The Pogues, another of Platner’s favorites, evoke Irish republican defiance and old-country memory. Shane MacGowan embraced nationalist struggle in songs like “Young Ned of the Hill.” There’s a strong parallel in Platner’s embrace of working-class aesthetics and anti-colonialism. 

Ken Casey used the stage to defend unions and mock grievance politics long before Trump. In a recent exchange with podcaster Michael Fanone, he scoffed at the claim that conservatism is the new punk: “Bullshit.” Punk, he implied, is not reflexive contrarianism. It is antagonism toward concentrated power and solidarity among outsiders. 

One of the Democratic Party’s challenges is its uneasy relationship with masculinity and the white working class. Too often these voters are analyzed rather than addressed. Masculinity is treated as a pathology to correct, not a force to mobilize, and the right has filled that vacuum with theatrical bravado. Platner has marched directly onto this terrain, even recording a “fireside chat” on masculinity.

Casey offered his own take last year in an appearance on the Daily Show: “What I don’t find masculine is someone who talks all the time about masculinity and tries so hard to be masculine.” The jab landed because it reframed strength as authenticity rather than performance.

Platner and Casey both channel an older Democratic vocabulary—one that targets bosses, scabs, and authoritarians rather than immigrants or cultural minorities. Some commentators have dubbed this approach “Dark Woke”—a somewhat clumsy but useful term for a style that is less conciliatory and more combative. It rejects the idea that progressives must always be soothing or above the fray. Conflict, in this view, is sometimes necessary.

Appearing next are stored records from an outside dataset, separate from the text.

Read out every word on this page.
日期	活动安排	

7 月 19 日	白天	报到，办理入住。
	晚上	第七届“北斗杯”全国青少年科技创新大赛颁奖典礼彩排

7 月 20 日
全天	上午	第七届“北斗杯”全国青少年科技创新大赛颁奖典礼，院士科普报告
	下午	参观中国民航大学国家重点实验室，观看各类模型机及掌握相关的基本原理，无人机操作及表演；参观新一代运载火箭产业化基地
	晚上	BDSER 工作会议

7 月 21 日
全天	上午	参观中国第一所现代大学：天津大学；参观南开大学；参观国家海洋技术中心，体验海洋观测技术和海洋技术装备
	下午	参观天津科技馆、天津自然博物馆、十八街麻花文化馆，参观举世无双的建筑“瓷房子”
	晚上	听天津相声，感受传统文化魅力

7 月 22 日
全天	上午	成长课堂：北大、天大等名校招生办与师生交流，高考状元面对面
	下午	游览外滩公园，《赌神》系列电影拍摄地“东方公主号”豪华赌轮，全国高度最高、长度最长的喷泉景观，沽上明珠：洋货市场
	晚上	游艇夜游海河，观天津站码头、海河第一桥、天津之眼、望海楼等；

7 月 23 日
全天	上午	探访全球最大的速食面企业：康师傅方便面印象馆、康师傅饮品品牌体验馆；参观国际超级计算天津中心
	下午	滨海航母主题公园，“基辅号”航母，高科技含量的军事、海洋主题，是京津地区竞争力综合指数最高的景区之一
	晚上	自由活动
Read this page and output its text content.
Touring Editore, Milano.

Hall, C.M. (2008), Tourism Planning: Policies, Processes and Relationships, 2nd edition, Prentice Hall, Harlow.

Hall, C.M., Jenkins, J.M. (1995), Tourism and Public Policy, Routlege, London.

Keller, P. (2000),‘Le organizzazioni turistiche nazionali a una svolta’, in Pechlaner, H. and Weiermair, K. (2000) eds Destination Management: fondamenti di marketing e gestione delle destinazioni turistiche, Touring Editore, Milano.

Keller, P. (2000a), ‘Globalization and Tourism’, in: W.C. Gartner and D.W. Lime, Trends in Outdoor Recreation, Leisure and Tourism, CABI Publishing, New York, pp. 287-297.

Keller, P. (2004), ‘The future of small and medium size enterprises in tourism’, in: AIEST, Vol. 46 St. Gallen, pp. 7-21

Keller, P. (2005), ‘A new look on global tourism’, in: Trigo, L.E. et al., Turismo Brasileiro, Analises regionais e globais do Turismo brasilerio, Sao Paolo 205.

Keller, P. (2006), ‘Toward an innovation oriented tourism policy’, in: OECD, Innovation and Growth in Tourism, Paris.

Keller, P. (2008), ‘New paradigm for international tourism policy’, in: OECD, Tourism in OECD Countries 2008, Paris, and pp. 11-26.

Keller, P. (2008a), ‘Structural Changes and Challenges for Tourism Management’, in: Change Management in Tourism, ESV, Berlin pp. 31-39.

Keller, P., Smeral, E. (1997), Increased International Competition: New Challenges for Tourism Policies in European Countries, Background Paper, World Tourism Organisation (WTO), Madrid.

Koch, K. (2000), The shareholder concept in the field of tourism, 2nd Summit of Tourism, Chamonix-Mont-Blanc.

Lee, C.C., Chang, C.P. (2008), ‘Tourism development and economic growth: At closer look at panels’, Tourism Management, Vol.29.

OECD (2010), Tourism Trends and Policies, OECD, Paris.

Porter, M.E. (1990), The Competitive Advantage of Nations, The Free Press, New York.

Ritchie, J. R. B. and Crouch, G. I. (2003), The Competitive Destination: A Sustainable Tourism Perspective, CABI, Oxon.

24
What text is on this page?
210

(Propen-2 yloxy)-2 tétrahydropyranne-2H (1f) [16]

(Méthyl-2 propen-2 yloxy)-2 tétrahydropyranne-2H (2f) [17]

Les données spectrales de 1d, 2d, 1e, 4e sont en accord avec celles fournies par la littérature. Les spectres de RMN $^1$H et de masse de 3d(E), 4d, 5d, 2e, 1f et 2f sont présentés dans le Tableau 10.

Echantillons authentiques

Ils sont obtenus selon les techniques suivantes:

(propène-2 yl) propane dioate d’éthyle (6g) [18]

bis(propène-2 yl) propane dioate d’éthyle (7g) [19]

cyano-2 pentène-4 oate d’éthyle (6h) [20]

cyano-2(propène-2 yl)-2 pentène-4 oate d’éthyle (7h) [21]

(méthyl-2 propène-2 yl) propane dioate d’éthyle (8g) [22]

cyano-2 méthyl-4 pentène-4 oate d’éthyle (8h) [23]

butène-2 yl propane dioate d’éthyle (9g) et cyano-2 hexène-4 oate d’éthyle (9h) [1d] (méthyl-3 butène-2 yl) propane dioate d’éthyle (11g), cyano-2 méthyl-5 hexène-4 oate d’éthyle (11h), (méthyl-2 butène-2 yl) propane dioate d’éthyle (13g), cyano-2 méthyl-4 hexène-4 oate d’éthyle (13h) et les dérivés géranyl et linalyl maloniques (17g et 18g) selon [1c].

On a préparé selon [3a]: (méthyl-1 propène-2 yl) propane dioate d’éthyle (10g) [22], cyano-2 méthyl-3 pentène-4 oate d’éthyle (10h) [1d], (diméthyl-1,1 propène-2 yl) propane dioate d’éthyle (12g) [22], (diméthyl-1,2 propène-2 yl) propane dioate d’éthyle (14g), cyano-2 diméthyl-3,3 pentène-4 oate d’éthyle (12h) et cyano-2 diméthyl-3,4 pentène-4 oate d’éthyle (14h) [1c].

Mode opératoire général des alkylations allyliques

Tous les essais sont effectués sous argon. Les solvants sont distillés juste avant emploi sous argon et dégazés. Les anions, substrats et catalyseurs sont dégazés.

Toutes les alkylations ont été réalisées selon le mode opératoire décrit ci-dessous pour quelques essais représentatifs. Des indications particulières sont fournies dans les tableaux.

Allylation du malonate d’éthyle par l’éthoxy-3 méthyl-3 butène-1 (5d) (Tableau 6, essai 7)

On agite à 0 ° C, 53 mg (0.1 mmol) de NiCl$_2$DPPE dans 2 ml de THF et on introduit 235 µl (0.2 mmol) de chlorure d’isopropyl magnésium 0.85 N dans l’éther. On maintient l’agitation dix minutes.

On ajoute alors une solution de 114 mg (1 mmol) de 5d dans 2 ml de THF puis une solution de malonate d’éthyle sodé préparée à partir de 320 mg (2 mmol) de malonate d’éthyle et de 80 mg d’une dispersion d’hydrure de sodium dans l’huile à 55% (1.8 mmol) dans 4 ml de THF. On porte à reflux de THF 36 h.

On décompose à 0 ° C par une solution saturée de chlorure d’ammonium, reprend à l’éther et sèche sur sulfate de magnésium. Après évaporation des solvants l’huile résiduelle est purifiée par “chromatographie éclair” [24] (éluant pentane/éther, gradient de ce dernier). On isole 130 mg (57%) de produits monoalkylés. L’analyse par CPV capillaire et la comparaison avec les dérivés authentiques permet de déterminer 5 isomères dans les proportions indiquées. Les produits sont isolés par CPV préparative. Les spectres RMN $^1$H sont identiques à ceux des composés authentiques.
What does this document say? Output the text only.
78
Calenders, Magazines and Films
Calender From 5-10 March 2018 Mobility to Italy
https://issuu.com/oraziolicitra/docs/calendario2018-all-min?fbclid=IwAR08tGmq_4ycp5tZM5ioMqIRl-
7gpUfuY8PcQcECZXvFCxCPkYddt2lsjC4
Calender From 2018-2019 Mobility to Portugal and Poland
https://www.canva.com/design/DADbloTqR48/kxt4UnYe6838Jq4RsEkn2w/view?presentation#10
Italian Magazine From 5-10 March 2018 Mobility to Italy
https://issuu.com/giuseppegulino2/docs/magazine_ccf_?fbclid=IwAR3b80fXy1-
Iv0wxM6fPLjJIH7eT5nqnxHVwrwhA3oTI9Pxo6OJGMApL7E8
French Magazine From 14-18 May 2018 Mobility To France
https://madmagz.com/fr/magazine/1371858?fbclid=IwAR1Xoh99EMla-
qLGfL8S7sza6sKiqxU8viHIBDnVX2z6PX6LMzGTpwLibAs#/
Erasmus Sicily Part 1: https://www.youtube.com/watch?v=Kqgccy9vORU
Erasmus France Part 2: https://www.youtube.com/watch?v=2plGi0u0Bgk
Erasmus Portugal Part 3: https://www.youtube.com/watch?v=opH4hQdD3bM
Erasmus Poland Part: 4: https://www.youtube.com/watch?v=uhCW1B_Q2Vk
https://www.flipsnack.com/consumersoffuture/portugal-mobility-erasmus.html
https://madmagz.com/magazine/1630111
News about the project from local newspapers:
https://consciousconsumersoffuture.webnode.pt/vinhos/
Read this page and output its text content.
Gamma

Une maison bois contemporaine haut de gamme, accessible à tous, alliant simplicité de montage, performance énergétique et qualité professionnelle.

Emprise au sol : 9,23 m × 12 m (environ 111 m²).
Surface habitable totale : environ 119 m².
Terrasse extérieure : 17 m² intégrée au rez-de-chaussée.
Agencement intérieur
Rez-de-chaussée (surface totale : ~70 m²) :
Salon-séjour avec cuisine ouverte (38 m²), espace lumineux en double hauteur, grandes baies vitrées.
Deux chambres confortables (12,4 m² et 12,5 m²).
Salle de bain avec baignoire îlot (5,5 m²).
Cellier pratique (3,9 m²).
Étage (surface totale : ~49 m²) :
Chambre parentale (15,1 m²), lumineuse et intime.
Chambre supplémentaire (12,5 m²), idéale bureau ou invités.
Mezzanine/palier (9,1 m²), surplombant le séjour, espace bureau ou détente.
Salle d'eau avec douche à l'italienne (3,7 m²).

Historically, that posture is not new. Pre-centrist Democratic politics, rooted in unions and working-class movements, was often rough-edged. The open question is whether Democrats—and Platner—can forge these impulses into a coherent style. A progressive politics willing to be loud, rooted in labor pride, and openly antagonistic toward concentrated wealth may be better suited to the moment than one perpetually anxious about tone. What remains to be seen is whether crowd surfing and the punk aesthetic will amount to a winning recipe, or the opposite.